Premièrement, plusieurs banquiers privés sont repris par de grandes banques suisses, à l’image d’Ehinger & Co. à Bâle ou de Ferrier Lullin & Cie à Genève. Deuxièmement, certains banquiers privés changent de statut et se muent en sociétés anonymes, cotées en Bourse ou non, principalement pour faire face à des problèmes de succession ou financer leur croissance, à l’instar de la Banque Julius Baer & Cie en 1975, de la Banque Vontobel en 1984 ou de la Banque Sarasin en 1986[13]. Et troisièmement, certains banquiers privés disparaissent, à l’image de la banque genevoise Leclerc & Cie (banquier privé qui avait repris la banque de l'Harpe et Cie créée en 1856), qui se voit contrainte de fermer ses portes en 1977, ou encore de la saint-galloise Wegelin & Co, qui doit céder en 2012 l’essentiel de ses activités au groupe Raiffeisen à la suite d’un différend fiscal entre les autorités judiciaires des États-Unis et de nombreuses banques suisses[14],[2]
Ce mouvement de consolidation n’empêche pourtant pas la naissance de nouveaux banquiers privés, à l’exemple de Reichmuth & Co à Lucerne fondée en 1996[15] et qui intégrera l’Association des banquiers privés suisses en 2003[16].
Une forme juridique spécifique
Fin 2012, l’Association des banquiers privés suisses compte 12 membres[17], et en perd encore cinq. Pour s'adapter aux exigences des places financières internationales qui comprennent mal le modèle traditionnel suisse du banquier privé[18],[19],[20], une partie des banquiers privés « rompent avec un modèle historique âgé de plus de 200 ans »[21] et changent de statut pour se muer en sociétés anonymes. C'est le cas de la banque Landolt & Cie en janvier 2013[22],[23], suivie en février 2013 par Pictet & Cie et Lombard Odier & Cie[21],[24],[25],[26],[27],[28],[29].
Mirabaud & Cie et La Roche & Cie les imitent quelques mois plus tard[30],[31],[32],[33],[34],[35]. En février 2016, c’est au tour de Gonet & Cie de renoncer à la forme juridique du banquier privé pour se muer en holding structurée en société anonyme[36],[37]. Avec pour conséquence que ces banques ne répondent plus désormais à la forme juridique exigeante du banquier privé indéfiniment responsable des engagements de sa banque[38],[39].
Une nouvelle entité baptisée Association de banques privées suisses est fondée le 1er janvier 2014. Ses statuts permettent d’accueillir aussi bien ces nouvelles sociétés anonymes que les banquiers privés traditionnels[40],[41].

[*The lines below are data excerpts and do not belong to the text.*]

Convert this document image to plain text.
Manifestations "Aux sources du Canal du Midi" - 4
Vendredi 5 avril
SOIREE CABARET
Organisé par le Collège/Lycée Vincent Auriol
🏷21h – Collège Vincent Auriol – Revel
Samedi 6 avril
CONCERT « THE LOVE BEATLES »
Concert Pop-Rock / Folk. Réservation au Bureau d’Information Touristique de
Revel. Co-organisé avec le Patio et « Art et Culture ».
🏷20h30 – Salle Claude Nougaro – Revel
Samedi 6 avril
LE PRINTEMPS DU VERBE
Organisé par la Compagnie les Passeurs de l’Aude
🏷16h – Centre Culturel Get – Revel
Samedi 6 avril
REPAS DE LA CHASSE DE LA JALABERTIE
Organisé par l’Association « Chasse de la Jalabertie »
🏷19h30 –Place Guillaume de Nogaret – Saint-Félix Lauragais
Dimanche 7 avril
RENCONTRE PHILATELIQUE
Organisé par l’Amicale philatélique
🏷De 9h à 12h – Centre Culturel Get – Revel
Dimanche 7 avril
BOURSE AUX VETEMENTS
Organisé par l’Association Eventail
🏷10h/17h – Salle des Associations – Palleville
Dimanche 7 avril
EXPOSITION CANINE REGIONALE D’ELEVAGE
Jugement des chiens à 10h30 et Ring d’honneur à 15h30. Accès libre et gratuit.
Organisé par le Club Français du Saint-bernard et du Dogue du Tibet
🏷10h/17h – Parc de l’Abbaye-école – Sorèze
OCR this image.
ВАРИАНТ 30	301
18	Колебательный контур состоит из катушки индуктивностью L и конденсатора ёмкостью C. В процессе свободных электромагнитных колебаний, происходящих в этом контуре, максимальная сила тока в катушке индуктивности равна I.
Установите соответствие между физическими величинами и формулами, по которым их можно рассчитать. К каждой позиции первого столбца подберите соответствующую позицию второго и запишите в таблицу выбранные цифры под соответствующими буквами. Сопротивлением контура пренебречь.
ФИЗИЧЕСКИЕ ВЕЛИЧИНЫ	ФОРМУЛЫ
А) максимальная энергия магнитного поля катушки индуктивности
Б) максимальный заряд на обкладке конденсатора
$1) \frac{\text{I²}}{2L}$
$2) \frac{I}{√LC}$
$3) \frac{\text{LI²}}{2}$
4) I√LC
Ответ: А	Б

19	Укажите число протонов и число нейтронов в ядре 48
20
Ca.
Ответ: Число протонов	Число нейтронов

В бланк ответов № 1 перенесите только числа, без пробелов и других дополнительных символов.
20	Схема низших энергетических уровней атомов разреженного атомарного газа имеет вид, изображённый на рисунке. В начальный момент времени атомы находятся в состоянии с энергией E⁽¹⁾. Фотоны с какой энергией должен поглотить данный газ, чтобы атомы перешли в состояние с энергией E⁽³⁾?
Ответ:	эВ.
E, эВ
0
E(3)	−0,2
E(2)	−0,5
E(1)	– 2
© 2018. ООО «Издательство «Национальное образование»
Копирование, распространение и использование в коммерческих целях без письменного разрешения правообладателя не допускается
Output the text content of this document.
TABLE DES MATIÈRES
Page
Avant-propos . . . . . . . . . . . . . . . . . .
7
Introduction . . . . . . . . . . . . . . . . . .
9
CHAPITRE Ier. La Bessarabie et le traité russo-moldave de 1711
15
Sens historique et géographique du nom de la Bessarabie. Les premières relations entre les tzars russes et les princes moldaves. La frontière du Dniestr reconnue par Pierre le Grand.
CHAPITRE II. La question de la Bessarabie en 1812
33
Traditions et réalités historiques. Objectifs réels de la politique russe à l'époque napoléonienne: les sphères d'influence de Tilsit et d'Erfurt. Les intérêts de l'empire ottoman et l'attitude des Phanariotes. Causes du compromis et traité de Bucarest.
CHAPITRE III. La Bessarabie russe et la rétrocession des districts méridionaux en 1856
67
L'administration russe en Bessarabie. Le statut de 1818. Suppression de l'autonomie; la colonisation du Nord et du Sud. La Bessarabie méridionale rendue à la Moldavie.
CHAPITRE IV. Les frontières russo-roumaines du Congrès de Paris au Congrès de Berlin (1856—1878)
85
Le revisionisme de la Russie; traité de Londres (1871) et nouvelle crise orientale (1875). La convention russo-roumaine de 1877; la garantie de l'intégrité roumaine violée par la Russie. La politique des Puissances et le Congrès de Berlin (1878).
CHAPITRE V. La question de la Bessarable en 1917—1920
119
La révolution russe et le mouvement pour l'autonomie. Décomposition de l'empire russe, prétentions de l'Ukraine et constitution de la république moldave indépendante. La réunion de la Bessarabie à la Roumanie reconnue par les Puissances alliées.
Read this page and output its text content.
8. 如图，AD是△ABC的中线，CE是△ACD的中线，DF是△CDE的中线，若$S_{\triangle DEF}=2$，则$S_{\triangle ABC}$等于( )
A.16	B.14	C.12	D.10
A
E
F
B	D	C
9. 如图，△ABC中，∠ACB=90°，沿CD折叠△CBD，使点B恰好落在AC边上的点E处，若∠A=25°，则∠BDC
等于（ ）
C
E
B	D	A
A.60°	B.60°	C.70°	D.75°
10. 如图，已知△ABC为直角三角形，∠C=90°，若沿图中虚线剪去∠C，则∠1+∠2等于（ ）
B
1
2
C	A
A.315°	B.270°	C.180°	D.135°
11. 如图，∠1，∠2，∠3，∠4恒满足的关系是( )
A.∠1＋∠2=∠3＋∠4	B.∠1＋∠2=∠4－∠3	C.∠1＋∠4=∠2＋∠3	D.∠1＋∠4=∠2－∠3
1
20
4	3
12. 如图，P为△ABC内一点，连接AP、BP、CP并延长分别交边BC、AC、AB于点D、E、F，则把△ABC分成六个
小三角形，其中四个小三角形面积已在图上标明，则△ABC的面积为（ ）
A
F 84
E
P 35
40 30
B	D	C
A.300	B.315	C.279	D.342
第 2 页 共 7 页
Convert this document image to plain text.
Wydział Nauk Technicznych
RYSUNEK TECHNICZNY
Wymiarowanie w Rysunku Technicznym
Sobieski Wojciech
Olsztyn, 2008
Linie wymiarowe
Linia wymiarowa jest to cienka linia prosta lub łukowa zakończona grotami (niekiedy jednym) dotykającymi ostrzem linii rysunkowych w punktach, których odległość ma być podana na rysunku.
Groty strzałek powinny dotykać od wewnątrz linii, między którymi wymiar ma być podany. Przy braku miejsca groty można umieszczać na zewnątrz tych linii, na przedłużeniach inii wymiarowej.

L’Association des banquiers privés suisses perdure pour sa part, et compte encore dix membres en 2013, contre six en 2017[42],[40].
La marque collective « Banquier privé » et « Banquiers privés »
En Suisse, le terme « banquier privé » répond à une définition stricte mentionnée dans la Loi fédérale sur les banques : il s'agit des banques qui revêtent la forme juridique de la raison individuelle, de la société en nom collectif, en commandite ou en commandite par actions[44]. Le statut particulier conféré aux banquiers privés se justifie par la présence dans leurs rangs d'un ou de plusieurs associés indéfiniment responsables des engagements de la banque[45],[2],[46],[47],[48]. Ce statut est l'une de leurs caractéristiques essentielles[49].
Ce terme se confond souvent avec celui de « banque privée », utilisé pour définir des banques - la plupart du temps organisées sous la forme de société anonymes - dont l'activité principale consiste en la gestion de fortune[2]. Ainsi pour éviter l'utilisation erronée du terme « banquier privé » par des personnes ou des établissements qui ne respectent pas les conditions légales, l'Association des banquiers privés suisses dépose-t-elle en 1995 la marque collective « Banquier privé » et « Banquiers privés » et ses variantes linguistiques auprès du registre des marques de l'Institut fédéral de la propriété intellectuelle[50],[51]. Depuis lors, l'association détient la titularité exclusive de cette marque en Suisse[46],[52].